To complete this analysis, the definition of a sole occupancy unit includes, for example, an office tenancy though there are no consequences relating to access to the entry. However, it does highlight, what to me is an error in AS 1428.1-2009. You will find that Clause 15.3.2 refers to basins and Clause 14.2 refers to switches and GPOs in accessible sole occupancy units. Technically, a commercial tenancy is required to be accessible and, thus, it could be deemed that the basins, switches and GPOs are required to comply, but it is my understanding that the Standard is referring to residential SOUs in a Class 3 building only.

Administrative Areas In A Building Of Another Classification

A residential aged care building is a Class 9C building and the NCC requires access to the areas used in common by the residents and to the SOUs. There is no mention of the administration area. So, based on the 10% rule, if the administration area was less than

10% of the area of a storey then it would take the 9C classification and access would not be required. However, if it was for example in the basement where it occupied 20% of the floor area, would it then be Class 5? That seems to be a common interpretation, but I am not convinced it is correct. The function of a Class 9C building doesn’t just involve the resident areas the administrative function is an integral part of the building use, so to me it should retain the 9C classification.

A similar example exists in a childcare centre. If the office area is on a separate floor to the “classrooms” does it become Class 5 or is it an integral part of the 9b classification.

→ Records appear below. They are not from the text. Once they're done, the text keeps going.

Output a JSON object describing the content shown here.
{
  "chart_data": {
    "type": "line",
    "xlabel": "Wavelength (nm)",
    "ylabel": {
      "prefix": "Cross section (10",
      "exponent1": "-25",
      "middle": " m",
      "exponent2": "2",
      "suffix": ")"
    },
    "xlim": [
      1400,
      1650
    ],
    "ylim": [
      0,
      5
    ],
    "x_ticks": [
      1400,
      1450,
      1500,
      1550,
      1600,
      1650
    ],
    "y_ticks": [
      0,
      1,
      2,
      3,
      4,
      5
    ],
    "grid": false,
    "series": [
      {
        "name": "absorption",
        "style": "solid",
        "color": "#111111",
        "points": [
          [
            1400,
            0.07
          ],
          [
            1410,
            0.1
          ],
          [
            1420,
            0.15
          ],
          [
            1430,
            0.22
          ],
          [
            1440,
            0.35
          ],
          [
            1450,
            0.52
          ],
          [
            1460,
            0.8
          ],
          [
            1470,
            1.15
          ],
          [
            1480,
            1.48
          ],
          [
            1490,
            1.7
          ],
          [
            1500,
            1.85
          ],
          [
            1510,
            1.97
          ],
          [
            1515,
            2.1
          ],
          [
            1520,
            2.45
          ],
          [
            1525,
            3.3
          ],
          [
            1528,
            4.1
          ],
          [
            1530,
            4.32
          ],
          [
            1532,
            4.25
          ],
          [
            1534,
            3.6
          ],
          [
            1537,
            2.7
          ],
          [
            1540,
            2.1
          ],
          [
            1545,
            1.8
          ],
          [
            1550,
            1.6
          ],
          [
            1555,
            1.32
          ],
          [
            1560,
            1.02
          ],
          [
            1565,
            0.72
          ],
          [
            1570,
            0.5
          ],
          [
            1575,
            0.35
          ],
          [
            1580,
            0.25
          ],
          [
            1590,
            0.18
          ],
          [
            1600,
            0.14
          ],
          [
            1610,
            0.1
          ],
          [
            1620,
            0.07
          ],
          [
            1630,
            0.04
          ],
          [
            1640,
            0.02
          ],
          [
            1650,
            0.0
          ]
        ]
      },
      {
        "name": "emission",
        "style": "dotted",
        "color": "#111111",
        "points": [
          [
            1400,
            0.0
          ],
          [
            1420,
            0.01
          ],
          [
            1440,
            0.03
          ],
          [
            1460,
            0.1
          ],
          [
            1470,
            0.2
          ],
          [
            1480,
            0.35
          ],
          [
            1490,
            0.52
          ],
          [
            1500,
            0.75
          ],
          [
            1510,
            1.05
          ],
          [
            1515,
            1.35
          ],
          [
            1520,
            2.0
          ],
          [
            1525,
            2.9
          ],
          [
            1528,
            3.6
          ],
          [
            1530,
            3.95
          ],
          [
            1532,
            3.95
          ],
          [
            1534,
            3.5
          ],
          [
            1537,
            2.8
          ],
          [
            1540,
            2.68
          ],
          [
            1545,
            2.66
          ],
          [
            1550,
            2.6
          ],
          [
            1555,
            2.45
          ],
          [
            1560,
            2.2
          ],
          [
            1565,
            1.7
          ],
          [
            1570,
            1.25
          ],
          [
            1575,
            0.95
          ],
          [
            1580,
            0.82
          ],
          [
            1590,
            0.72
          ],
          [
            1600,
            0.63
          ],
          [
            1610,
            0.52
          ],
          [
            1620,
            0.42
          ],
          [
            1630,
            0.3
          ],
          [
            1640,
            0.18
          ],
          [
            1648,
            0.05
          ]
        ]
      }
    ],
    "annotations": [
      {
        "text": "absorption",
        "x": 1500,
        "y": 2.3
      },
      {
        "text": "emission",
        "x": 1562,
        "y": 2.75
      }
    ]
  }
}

The ABCB document I referred to earlier, uses a similar example. They refer to a Class 7b warehouse with an office area occupying 12% of the floor and this is deemed to be Class 5. They actually say “must be classified separately”. To me, and I accept I may be incorrect, but if the office is part of the operation of the warehouse it should take on that classification, however, if the office is separately dealing with the public then I accept that it should be Class 5. I came to this opinion because a Class 5 building is an “office building used for professional and commercial purposes” which to me indicates it is a business in itself not an administrative function of another business.